An alternative representation of Synthetic Aperture Radar images as an aid to the interpretation of englacial observations

Ground-penetrating radar reveals subsurface geometry and ice stratigraphy that contains information about past and present dynamics of the cryosphere. Synthetic Aperture Radar (SAR) is a processing technique based on averaging the radar echoes received at multiple locations as the radar moves relative to the target. Due to this averaging, the directional properties of the back-scattering from the target received at these multiple locations are lost. We introduce an alternative representation of SAR images that preserves directional information encoded in its Doppler spectrum: the Doppler frequency accounts for the time-delay variation from the radar to the target. With this technique, called Red–Green–Blue Doppler Decomposition (RGB-DD), the Doppler spectrum of a SAR image is split into three equalised bands, each band representing a primary direction of arrival of the radar echoes.
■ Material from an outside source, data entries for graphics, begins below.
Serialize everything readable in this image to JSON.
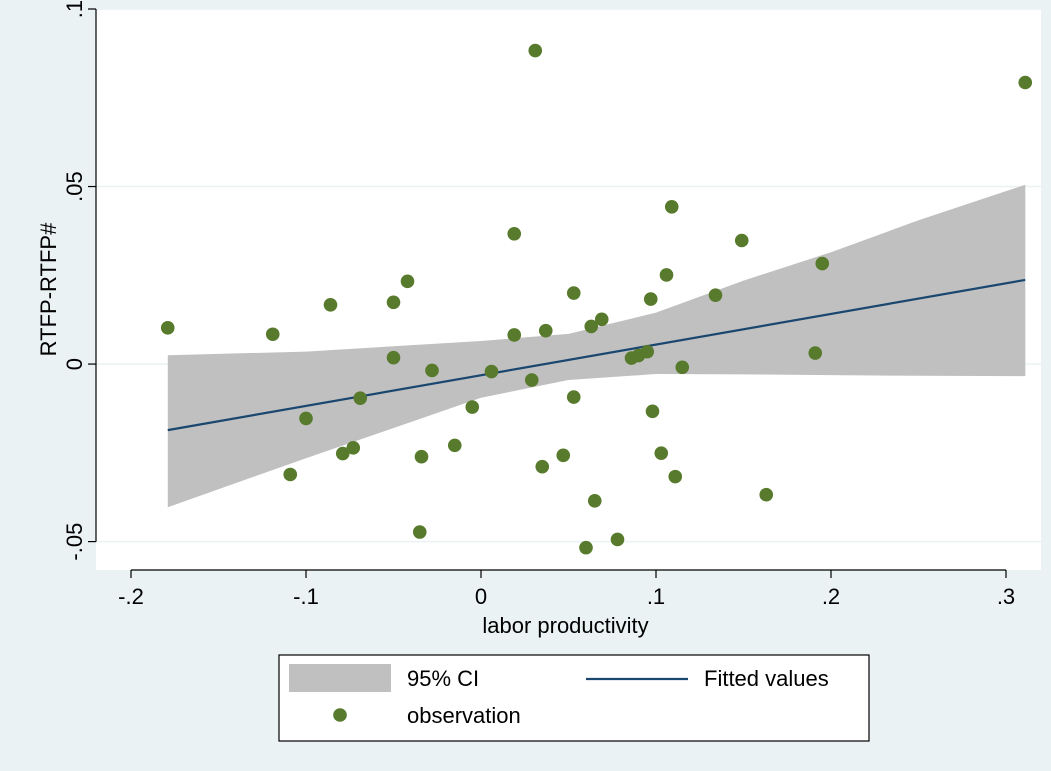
{
  "chart_data": {
    "type": "scatter",
    "title": "",
    "xlabel": "labor productivity",
    "ylabel": "RTFP-RTFP#",
    "xlim": [
      -0.22,
      0.32
    ],
    "ylim": [
      -0.058,
      0.1
    ],
    "xticks": [
      {
        "value": -0.2,
        "label": "-.2"
      },
      {
        "value": -0.1,
        "label": "-.1"
      },
      {
        "value": 0,
        "label": "0"
      },
      {
        "value": 0.1,
        "label": ".1"
      },
      {
        "value": 0.2,
        "label": ".2"
      },
      {
        "value": 0.3,
        "label": ".3"
      }
    ],
    "yticks": [
      {
        "value": -0.05,
        "label": "-.05"
      },
      {
        "value": 0,
        "label": "0"
      },
      {
        "value": 0.05,
        "label": ".05"
      },
      {
        "value": 0.1,
        "label": ".1"
      }
    ],
    "grid": "horizontal",
    "legend": {
      "placement": "bottom",
      "entries": [
        {
          "key": "ci",
          "label": "95% CI"
        },
        {
          "key": "fit",
          "label": "Fitted values"
        },
        {
          "key": "obs",
          "label": "observation"
        }
      ]
    },
    "colors": {
      "outer_background": "#eaf2f3",
      "plot_background": "#ffffff",
      "gridline": "#eaf2f3",
      "points": "#577a2c",
      "fit_line": "#1a476f",
      "ci_band": "#c0c0c0"
    },
    "fit": {
      "x": [
        -0.179,
        0.311
      ],
      "y": [
        -0.0186,
        0.0237
      ]
    },
    "ci": {
      "x": [
        -0.179,
        -0.1,
        0.0,
        0.05,
        0.1,
        0.15,
        0.2,
        0.25,
        0.311
      ],
      "lower": [
        -0.0403,
        -0.0265,
        -0.0095,
        -0.0045,
        -0.0028,
        -0.0029,
        -0.0031,
        -0.0033,
        -0.0034
      ],
      "upper": [
        0.0025,
        0.0035,
        0.0065,
        0.0085,
        0.0145,
        0.0235,
        0.0315,
        0.0405,
        0.0505
      ]
    },
    "points": [
      {
        "x": -0.179,
        "y": 0.0102
      },
      {
        "x": -0.119,
        "y": 0.0084
      },
      {
        "x": -0.109,
        "y": -0.0311
      },
      {
        "x": -0.1,
        "y": -0.0153
      },
      {
        "x": -0.086,
        "y": 0.0167
      },
      {
        "x": -0.079,
        "y": -0.0252
      },
      {
        "x": -0.073,
        "y": -0.0236
      },
      {
        "x": -0.069,
        "y": -0.0096
      },
      {
        "x": -0.05,
        "y": 0.0174
      },
      {
        "x": -0.05,
        "y": 0.0018
      },
      {
        "x": -0.042,
        "y": 0.0233
      },
      {
        "x": -0.035,
        "y": -0.0473
      },
      {
        "x": -0.034,
        "y": -0.0261
      },
      {
        "x": -0.028,
        "y": -0.0018
      },
      {
        "x": -0.015,
        "y": -0.0229
      },
      {
        "x": -0.005,
        "y": -0.0121
      },
      {
        "x": 0.006,
        "y": -0.0021
      },
      {
        "x": 0.019,
        "y": 0.0367
      },
      {
        "x": 0.019,
        "y": 0.0082
      },
      {
        "x": 0.029,
        "y": -0.0045
      },
      {
        "x": 0.031,
        "y": 0.0883
      },
      {
        "x": 0.035,
        "y": -0.0289
      },
      {
        "x": 0.037,
        "y": 0.0094
      },
      {
        "x": 0.047,
        "y": -0.0257
      },
      {
        "x": 0.053,
        "y": 0.02
      },
      {
        "x": 0.053,
        "y": -0.0093
      },
      {
        "x": 0.06,
        "y": -0.0517
      },
      {
        "x": 0.063,
        "y": 0.0106
      },
      {
        "x": 0.065,
        "y": -0.0385
      },
      {
        "x": 0.069,
        "y": 0.0126
      },
      {
        "x": 0.078,
        "y": -0.0494
      },
      {
        "x": 0.086,
        "y": 0.0017
      },
      {
        "x": 0.09,
        "y": 0.0024
      },
      {
        "x": 0.095,
        "y": 0.0035
      },
      {
        "x": 0.097,
        "y": 0.0183
      },
      {
        "x": 0.098,
        "y": -0.0133
      },
      {
        "x": 0.103,
        "y": -0.0251
      },
      {
        "x": 0.106,
        "y": 0.0251
      },
      {
        "x": 0.109,
        "y": 0.0443
      },
      {
        "x": 0.111,
        "y": -0.0317
      },
      {
        "x": 0.115,
        "y": -0.0009
      },
      {
        "x": 0.134,
        "y": 0.0194
      },
      {
        "x": 0.149,
        "y": 0.0348
      },
      {
        "x": 0.163,
        "y": -0.0368
      },
      {
        "x": 0.191,
        "y": 0.0031
      },
      {
        "x": 0.195,
        "y": 0.0283
      },
      {
        "x": 0.311,
        "y": 0.0793
      }
    ]
  }
}
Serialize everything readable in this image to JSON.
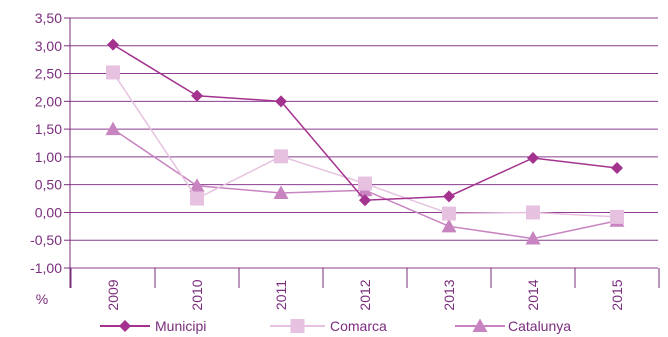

A primary colour is assigned to each band to allow joint representation in a single RGB image. We apply our representation framework to several datasets acquired with the British Antarctic Survey (BAS) airborne ice-sounding radar over three Antarctic ice streams. Compared to the standard SAR method that is based solely on the averaged intensity level, this method facilitates the enhanced interpretation of englacial features such as ice stratigraphy, crevasses, tephra layers, and along-flow transitions in strain rate. The technique may be extended to other sensors and applications.